Economia

Confindustria, ecco i nomi per la presidenza: Gozzi, Stirpe, D'Amato e...

di Marco Scotti

Dopo il cambio dello statuto anche gli “ex” possono ambire al ritorno. E il Veneto insidia la Lombardia

Confindustria, ecco tutti i nomi per il dopo-Bonomi

Felix The Cat
 

La corsa per la presidenza di Confindustria è ufficialmente partita. Certo, i giochi sono tutt’altro che fatti e le decisioni inizieranno a delinearsi solo in autunno. Ma intanto i primi schieramenti iniziano a farsi sentire. Una è però la certezza che corre per i corridoi di Viale dell’Astronomia: l’attuale gestione viene considerata deficitaria. Per questo si è deciso di puntare su un identikit diverso: basta manager, servono imprenditori che abbiano competenza di industria e che possano fare leva su aziende solide e possibilmente di dimensioni notevoli. I nomi che girano sono sei e Affaritaliani.it è pronto a svelarli tutti. Partendo da una sorpresa: la modifica dello statuto ha permesso anche ai past-president di provare a tessere le proprie trame. E c’è chi ha preso alla lettera questa ritrovata possibilità. Altra notazione: se si volesse rispettare un’alternanza costante, dopo Bonomi ora toccherebbe a un imprenditore del Sud. Sarà così?

Per trovare un presidente di Confindustria al timone di un’impresa sopra il miliardo bisogna riportare le lancette indietro nel tempo a Giorgio Squinzi, patron di Mapei. Dopo di lui si è passati da Vincenzo Boccia, le cui “Arti Grafiche” sono intorno ai 10 milioni di fatturato, per arrivare alla Synopo, holding biomedicale da una quindicina di milioni, di proprietà dell’attuale presidente Carlo Bonomi. Prima di Squinzi, un altro gigante dell’acciaio alla guida di Confindustria con Emma Marcegaglia. 

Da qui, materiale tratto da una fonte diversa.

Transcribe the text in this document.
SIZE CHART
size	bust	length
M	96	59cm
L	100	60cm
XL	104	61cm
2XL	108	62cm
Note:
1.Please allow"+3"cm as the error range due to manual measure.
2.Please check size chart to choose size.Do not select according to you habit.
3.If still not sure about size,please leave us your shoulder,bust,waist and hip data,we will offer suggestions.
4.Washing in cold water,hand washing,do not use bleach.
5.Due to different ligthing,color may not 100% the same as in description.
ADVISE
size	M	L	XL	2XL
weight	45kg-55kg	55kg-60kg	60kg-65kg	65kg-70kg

Insomma, l’associazione ha deciso che il momento storico necessita di un cambio di passo. Un imprenditore forte – tra l’altro anche alla guida di Federacciai – al timone di un’azienda che fattura complessivamente 45 miliardi di euro. Perché? Le ragioni sono molteplici. Prima di tutto perché il momento storico richiede maggiore unità: l’inflazione, seppur rallentata, rimane alta e, di conseguenza, anche il costo del denaro. Tradotto: le imprese si troveranno di fronte a credit crunch e a un prezzo della nuova finanza particolarmente elevato.

C’è poi il Pnrr, su cui non per niente Bonomi ha sparato a palle incatenate, che rimane il vero elefante nella stanza. Il governo ha ottenuto qualche parziale vittoria, ma è certo che in Europa guarderanno con grande attenzione come verrà spesa la nuova tranche da 35 miliardi. L’Italia, tra l’altro, non sta esattamente brillando per capacità di spesa. Su oltre 40 miliardi che dovevano essere impiegati nell’intero 2023, solo 1,2 sono stati effettivamente spesi nei primi cinque mesi dell’anno.